Functionally, the KRASG12V-expressing hemocytes showed excessive proliferation, which ultimately resulted in complete mortality at the pupal stage (i.e. no adult flies emerged). Furthermore, they displayed impaired innate immune capabilities as evidenced by significantly reduced phagocytic activity (which could be partially rescued by HIF1 silencing; Fig. 5C,D), increased sensitivity to bacterial infection and reduced immune-related gene expression (Fig. 3D). These observations stand in contrast with previous reports that found that Drosophila strains carrying activated fly Ras85DG12V in hemocytes displayed no changes in phagocytosis activity compared to wild-type flies (Arefin et al., 2017). This possibly reflects the differential effects of human KRASG12V versus fly Ras85DG12V when expressed in hemocytes. Furthermore, a closer look at the expanded number of hemocytes caused by KRASG12V-induced overproliferation revealed a substantially altered composition of circulating hemocytes. Composition was notable for an expanded population of hemocytes that expressed Wg, an early hemocyte lineage surface marker (Fig. 2A), and a reduced P1+ plasmatocyte population, which is typically the most abundant and shows phagocytic activity (Fig. 2C). Interestingly, increased HIF1A has been shown to mediate cancer stem cell maintenance in leukemia, a highly proliferative cell type (Wang et al., 2011b, 2014). KRASG12V expression also drove expansion of the normally very small population of Lz+ crystal cells (Fig. 2B), which contribute to melanization reactions linked to innate immunity (Stofanko et al., 2010; Williams, 2007). It is possible that a subgroup of the Wg+ early hemocyte population also expresses the more mature crystal cell and/or plasmatocyte markers, as it has been previously reported that oncogenic RAS can lead to reprogramming and dedifferentiation (Ischenko et al., 2013). Owing to antibody limitations (all used here are mouse monoclonal), we cannot rule out this possibility at this time. In a recent study of single-cell profiling of Drosophila blood, we identified new hemocyte cell types (Fu et al., 2020). We are currently using this information to investigate how KRASG12V expression changes the composition of the hemocyte population.

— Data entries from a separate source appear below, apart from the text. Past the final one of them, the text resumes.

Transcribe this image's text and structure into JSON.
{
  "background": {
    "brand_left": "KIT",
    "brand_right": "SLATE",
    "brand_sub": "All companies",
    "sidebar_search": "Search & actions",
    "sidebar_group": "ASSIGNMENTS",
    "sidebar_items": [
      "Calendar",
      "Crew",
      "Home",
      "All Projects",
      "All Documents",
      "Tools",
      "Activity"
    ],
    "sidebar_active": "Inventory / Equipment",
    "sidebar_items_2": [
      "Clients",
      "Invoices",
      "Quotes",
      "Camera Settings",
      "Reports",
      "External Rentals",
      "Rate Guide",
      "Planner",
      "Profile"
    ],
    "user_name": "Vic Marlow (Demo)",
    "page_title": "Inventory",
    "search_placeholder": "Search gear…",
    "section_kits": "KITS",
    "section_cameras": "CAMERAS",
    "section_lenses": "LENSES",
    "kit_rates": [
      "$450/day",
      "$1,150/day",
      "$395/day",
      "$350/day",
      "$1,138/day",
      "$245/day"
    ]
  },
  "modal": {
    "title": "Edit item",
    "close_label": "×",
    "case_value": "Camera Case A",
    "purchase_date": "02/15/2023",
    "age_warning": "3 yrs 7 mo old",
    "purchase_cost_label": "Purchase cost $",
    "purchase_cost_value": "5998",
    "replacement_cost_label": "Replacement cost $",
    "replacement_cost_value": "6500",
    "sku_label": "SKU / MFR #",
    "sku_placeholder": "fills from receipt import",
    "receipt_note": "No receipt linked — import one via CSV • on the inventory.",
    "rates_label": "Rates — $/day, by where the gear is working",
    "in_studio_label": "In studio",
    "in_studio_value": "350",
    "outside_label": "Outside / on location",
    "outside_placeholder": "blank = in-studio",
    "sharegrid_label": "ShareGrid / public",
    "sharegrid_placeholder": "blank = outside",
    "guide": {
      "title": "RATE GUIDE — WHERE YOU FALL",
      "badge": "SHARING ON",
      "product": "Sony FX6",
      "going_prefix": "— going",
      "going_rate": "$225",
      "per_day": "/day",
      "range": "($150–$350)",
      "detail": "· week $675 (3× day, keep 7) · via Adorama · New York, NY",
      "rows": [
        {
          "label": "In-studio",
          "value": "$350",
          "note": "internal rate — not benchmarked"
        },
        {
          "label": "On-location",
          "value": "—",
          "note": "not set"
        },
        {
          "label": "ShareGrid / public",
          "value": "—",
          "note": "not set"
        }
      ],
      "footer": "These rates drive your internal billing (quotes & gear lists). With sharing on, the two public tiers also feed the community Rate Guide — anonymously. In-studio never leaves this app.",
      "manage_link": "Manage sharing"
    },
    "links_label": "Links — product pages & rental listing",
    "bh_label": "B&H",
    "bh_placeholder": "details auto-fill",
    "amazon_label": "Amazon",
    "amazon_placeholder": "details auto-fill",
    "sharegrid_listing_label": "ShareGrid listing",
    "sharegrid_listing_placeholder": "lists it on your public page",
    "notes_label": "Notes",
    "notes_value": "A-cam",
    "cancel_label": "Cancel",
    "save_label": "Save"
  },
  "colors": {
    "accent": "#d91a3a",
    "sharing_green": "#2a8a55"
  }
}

Future mechanistic studies to elucidate the pathways underlying the differential susceptibility of oncogenic RAS leukemic cells to HIF inhibition by echinomycin will be of great interest. These studies could identify additional drug targets to inhibit HIF pathway signaling. Testing the efficacy of these and additional drug candidates, such as those shown to inhibit oncogenic KRAS and HIF pathways in a colorectal cancer screen (Bousquet et al., 2016), in treating oncogenic RAS in model systems like our fly are urgently needed to identify valuable treatment options in the clinic. In conclusion, the data presented here demonstrate the significant role of hypoxia signaling in oncogenic RAS leukemias and identify echinomycin as a viable candidate for treatment. They also establish the potential of our Drosophila model for use in conducting genetic screens and drug screens for human cancers.